Yapım olmadan, topluma hizmet olmadan, devamlılığın nedenlerine bakmadan toplumsal yardımlaşmanın gerektirdiği biçimde bir düzenlemeye gitmeden oruç tutup tutmamanın hiçbir anlamı kalmıyor. Peygamber oruç ayında oruç tutmayarak insanlara hizmeti, oruç tutup yararlı işten uzak kalıp kendi başına olmaktan daha üstün gördü.

Ayrıca, peygamberin Aranızda kötü bir şeyi gören varsa eliyle, bunu yapamayan da diliyle, onu da yapamayan en azından kalbiyle değiştirsin, sözünden topluma ve insanlara yararlı olanın, kötülüğün yok edilmesi ile ilgili topluma ve kişiye yüklenen sorumluluğun zorunluluğu üzerine açık bir işaret değil midir.

Ayrıca, topluma herhangi biçimde hizmet edenin sevabının sürekli namaz kılıp ibadet edenden daha çok olduğunu belirten çok hadis mevcuttur.

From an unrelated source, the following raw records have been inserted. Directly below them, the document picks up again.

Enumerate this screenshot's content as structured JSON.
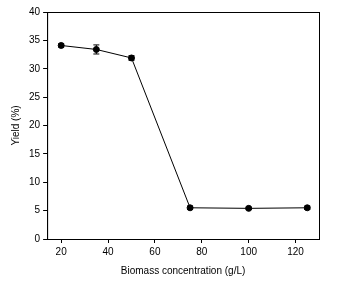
{
  "chart_data": {
    "type": "line",
    "x_label": "Biomass concentration (g/L)",
    "y_label": "Yield (%)",
    "x": [
      20,
      35,
      50,
      75,
      100,
      125
    ],
    "values": [
      34.1,
      33.4,
      31.9,
      5.5,
      5.4,
      5.5
    ],
    "errors": [
      0.3,
      0.8,
      0.4,
      0.3,
      0.2,
      0.3
    ],
    "color": "#000000",
    "marker": "circle",
    "xlim": [
      14,
      130
    ],
    "xticks": [
      20,
      40,
      60,
      80,
      100,
      120
    ],
    "ylim": [
      0,
      40
    ],
    "yticks": [
      0,
      5,
      10,
      15,
      20,
      25,
      30,
      35,
      40
    ],
    "grid": false
  }
}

Peygamberin gözünde bir bilgin topluma yarar getiriyorsa ayın milyonlarca yıldızdan daha parlak olduğu gibi bir milyon ibadet edenden daha iyidir. Bilginin ibadet eden karşısındaki iyiliği Ayın milyonlarca yıldız karşısındaki durumu gibidir. Peygamber yeryüzündeki insanların yararının ortaya çıkartılmasında yaratıcı güç olarak akıl olduğundan peygamber örneği görülmemiş biçimde akla önem verirdi. Şöyle diyor: Bir saatlik düşünme bir yıllık ibadetten daha iyidir.

İslamiyet, bu çizgi içerisinde toplumun önemsenmesi, düzenlenmesi ve canlandırılması çizgisi içerisinde, insanların toprağa ve orada çalışarak iyiliklerinden yararlanması çizgisinde yürümüştür. Yeryüzündeki her şeyi sizin için yaratmıştır., Yeryüzünü bütün yaratıklar için yarattık., Kendisi yeryüzünü sizin için engin olarak yarattı her tarafında yürüyün ve rızkından yiyin. Ayrıca İslamiyet insanlara şükretmeyi Allah'a şükretmek isteyenin gireceği biricik kapı olarak görmüştür. İnsanları tanımayan Allah'ı tanımaz. Peygamber şöyle diyor: İnsanlara şükretmeyene Allah Şükretmez Peygamber, üretken çalışmayı büyük biçimde kutsamıştır. İşçiyi sadece yüceltip ona şükretmiyor, sevap vermiyor, bir de çok çalışmaktan şişen eli öpüp söyle diyor: Bu hem Allah'ın hem de peygamberinin sevdiği eldir.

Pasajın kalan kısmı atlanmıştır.